Einige meiner Scripts gehen von Vorraussetzungen aus, die sich inzwischen geändert haben.

Deshalb biete ich diese Scripts nicht mehr an.

Da offensichtlich weder Asus noch Xandros Interesse daran haben, das Eee-PC-Linux richtig abheben zu lassen, habe auch ich meine Motivation dazu verloren.

Wer die alten – potentiell kaputten Skripts noch anschauen möchte, kann dies unter http://pimpmeee.de/scripts-disabled/ tun – ein automatischer Download wird aber nicht mehr unterstützt.

Große Dialogfenster verschieben

Wer Opera auf dem Asus Eee installiert, wird direkt beim ersten Start mit einem Dialogfenster konfrontiert, welches nicht auf den kleinen Bildschirm passt:

Hier muss man sich mit einem kleinen Trick behelfen: Man hält die Alt-Tast gedrückt und klickt an irgendeinen Punkt des zu großen Fensters.
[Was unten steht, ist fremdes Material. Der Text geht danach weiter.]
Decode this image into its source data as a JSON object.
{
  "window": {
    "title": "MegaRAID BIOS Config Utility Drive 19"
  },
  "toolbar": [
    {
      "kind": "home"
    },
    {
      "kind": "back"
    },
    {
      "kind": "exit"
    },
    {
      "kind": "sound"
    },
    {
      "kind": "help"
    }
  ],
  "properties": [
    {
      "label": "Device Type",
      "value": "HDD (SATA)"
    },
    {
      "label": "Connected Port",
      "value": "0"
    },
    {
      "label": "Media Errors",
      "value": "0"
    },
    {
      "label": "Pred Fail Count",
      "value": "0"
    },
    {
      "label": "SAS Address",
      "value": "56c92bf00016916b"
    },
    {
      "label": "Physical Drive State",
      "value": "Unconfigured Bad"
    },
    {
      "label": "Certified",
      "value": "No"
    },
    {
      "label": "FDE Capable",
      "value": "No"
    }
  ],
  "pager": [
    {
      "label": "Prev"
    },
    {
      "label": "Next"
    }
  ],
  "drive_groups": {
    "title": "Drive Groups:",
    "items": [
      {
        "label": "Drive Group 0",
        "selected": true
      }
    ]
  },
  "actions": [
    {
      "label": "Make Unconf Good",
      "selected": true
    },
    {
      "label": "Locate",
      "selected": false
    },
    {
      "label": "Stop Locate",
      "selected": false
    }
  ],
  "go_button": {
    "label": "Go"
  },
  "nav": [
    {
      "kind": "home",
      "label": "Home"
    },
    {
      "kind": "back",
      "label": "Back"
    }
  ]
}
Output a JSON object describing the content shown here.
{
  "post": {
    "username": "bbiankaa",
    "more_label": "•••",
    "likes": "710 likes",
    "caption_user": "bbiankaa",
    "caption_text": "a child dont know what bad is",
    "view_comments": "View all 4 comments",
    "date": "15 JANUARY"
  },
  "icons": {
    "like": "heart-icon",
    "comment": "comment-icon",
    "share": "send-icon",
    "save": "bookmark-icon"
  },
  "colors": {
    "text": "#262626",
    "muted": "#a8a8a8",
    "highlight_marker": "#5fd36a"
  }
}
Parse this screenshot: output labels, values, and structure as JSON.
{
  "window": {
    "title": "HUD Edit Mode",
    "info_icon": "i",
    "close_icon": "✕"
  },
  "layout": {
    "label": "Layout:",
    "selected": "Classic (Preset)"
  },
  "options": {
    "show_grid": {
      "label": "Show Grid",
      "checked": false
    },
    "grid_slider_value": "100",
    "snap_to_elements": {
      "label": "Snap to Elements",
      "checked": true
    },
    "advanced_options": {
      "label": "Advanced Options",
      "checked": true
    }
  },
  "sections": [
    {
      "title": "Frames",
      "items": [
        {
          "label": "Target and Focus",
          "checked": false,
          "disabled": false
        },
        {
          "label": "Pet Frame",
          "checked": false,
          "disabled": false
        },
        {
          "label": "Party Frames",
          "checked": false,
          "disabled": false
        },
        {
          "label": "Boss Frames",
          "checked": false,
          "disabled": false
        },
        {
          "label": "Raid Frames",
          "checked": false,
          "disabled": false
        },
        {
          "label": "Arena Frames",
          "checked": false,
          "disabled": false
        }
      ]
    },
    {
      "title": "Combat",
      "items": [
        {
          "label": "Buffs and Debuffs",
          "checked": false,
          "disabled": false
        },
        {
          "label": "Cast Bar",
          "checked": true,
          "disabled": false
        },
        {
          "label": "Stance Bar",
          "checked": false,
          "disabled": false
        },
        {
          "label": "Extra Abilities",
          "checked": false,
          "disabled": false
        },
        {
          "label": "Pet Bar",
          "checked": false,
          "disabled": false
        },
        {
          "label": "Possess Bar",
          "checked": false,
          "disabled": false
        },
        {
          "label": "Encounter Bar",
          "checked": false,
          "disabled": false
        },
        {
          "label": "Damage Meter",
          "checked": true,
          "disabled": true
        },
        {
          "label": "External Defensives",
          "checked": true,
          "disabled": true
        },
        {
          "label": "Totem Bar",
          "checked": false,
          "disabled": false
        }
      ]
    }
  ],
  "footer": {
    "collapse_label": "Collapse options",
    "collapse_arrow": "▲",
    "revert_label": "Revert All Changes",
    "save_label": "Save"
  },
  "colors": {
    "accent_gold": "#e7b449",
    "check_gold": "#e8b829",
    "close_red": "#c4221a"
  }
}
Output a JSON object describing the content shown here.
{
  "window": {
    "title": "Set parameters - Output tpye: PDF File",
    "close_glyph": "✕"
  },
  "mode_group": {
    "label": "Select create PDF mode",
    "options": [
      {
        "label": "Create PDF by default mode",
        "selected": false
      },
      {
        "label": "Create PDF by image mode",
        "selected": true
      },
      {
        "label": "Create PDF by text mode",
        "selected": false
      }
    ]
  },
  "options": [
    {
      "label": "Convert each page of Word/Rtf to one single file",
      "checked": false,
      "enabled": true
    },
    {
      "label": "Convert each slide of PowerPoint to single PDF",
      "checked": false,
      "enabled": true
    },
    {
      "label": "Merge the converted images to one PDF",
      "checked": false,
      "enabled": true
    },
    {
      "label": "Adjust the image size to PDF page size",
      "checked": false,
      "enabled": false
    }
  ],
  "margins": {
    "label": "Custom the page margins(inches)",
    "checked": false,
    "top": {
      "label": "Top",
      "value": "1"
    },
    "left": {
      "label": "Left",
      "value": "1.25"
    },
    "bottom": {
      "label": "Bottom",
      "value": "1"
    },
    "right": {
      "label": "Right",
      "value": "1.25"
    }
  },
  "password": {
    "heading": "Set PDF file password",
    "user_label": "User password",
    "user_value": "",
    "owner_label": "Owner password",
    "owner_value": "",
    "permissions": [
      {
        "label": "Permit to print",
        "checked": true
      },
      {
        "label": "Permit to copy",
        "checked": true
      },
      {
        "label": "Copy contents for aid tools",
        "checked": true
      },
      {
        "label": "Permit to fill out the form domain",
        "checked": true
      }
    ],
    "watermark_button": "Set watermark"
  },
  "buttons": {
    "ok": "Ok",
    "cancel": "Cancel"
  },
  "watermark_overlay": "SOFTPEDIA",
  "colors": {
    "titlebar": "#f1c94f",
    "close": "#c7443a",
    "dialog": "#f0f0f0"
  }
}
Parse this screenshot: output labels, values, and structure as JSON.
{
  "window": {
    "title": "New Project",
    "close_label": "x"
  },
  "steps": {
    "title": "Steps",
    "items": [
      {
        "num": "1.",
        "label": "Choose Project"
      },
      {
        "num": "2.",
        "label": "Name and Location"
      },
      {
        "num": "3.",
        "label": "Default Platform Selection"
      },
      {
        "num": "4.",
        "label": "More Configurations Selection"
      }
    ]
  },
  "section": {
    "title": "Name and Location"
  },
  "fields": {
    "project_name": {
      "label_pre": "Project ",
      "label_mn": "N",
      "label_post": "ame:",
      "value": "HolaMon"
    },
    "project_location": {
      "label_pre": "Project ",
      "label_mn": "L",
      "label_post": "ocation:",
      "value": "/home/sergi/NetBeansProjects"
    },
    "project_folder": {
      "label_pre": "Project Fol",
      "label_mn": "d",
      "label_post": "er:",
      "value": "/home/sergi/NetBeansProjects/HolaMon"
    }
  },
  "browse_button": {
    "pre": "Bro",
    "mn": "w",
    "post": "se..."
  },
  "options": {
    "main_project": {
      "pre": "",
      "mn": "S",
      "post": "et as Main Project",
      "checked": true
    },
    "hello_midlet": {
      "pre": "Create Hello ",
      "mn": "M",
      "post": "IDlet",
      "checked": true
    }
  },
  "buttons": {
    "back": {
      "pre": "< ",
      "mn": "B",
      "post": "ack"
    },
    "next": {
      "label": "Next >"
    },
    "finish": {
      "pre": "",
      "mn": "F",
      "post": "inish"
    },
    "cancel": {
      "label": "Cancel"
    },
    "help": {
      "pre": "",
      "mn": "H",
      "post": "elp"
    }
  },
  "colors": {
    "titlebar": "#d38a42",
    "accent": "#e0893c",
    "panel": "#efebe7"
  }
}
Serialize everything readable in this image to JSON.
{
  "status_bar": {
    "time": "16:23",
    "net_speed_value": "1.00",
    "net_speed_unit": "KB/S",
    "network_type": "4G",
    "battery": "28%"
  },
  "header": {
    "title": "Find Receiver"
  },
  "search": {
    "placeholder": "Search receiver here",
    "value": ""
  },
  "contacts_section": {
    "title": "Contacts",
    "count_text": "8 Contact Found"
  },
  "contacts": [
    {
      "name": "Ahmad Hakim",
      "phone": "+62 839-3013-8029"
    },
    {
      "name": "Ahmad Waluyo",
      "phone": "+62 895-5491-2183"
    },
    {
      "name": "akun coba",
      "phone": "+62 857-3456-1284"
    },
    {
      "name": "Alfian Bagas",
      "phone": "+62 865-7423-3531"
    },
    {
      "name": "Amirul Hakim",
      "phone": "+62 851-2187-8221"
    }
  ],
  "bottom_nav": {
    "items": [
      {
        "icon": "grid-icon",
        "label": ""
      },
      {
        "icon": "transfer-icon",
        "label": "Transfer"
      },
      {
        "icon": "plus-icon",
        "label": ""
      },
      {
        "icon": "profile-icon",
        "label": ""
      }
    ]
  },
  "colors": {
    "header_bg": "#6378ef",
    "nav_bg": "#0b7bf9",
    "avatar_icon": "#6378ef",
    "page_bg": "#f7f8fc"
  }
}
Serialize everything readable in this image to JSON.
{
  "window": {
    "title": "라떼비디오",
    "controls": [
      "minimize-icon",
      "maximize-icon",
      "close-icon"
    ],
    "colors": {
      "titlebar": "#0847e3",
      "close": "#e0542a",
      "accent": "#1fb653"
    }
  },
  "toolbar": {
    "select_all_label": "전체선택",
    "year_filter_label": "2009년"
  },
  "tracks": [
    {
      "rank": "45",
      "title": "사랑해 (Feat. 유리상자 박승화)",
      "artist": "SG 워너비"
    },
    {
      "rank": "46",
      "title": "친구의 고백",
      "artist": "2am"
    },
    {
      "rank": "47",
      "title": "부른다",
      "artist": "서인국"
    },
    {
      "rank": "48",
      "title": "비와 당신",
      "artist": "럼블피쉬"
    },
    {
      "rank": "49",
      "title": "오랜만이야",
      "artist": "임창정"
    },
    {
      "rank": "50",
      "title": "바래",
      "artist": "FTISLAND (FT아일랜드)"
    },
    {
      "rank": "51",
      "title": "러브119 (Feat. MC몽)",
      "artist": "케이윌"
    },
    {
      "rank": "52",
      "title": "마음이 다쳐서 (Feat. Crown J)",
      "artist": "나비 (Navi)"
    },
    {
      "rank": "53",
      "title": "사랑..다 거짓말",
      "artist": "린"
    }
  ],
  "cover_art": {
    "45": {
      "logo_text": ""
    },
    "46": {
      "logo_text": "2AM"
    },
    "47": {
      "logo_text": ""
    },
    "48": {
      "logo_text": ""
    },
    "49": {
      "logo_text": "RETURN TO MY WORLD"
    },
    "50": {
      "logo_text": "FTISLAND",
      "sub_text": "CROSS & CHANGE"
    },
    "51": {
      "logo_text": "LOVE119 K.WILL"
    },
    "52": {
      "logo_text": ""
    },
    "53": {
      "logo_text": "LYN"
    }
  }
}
Der Mauspfeil wird dann zum “Verschiebepfeil” und man kann das Fenster über die Bildschirmgrenzen hinweg verschieben. So erscheint dann auch der “I agree”-Knopf, mit dem man Opera dann endlich starten kann :)

Bildschirmphotos

Der Asus Eee PC bietet (wie so ziemlich jeder Linux-Computer) eine einfache Möglichkeit, Screeenshots zu speichern:

Ein Druck auf die “Druck”-Taste genügt. (Beim Eee: Fn+Einfg), und das entsprechende Hilfprogramm wird gestartet. Hier kann man den soeben genommenen Screenshot speichern, oder mit entsprechenden Einstellungen (wie Aufnahmeverzögerung) ein neues Bild aufnehmen.

Beim Speichern kann man den gewünschten Dateityp ganz einfach durch Anhängen der entsprechenden Erweiterung wählen. Wer also lieber JPG statt PNG will, der nennt sein Bild einfach “Bildschirmphoto.jpg

Das Eee-Wörterbuch funktioniert – auch auf anderen Linux-Distributionen

Da es auch hier in den Kommentaren angesprochen wurde: Es gibt inzwischen ein Update für das schicke aber bisher unbrauchbare Berlitz-Wörterbuch Deutsch-Englisch. Eine Update-Anleitung gibt es bei Günther, die muss ich nicht nochmal hier reintippen :)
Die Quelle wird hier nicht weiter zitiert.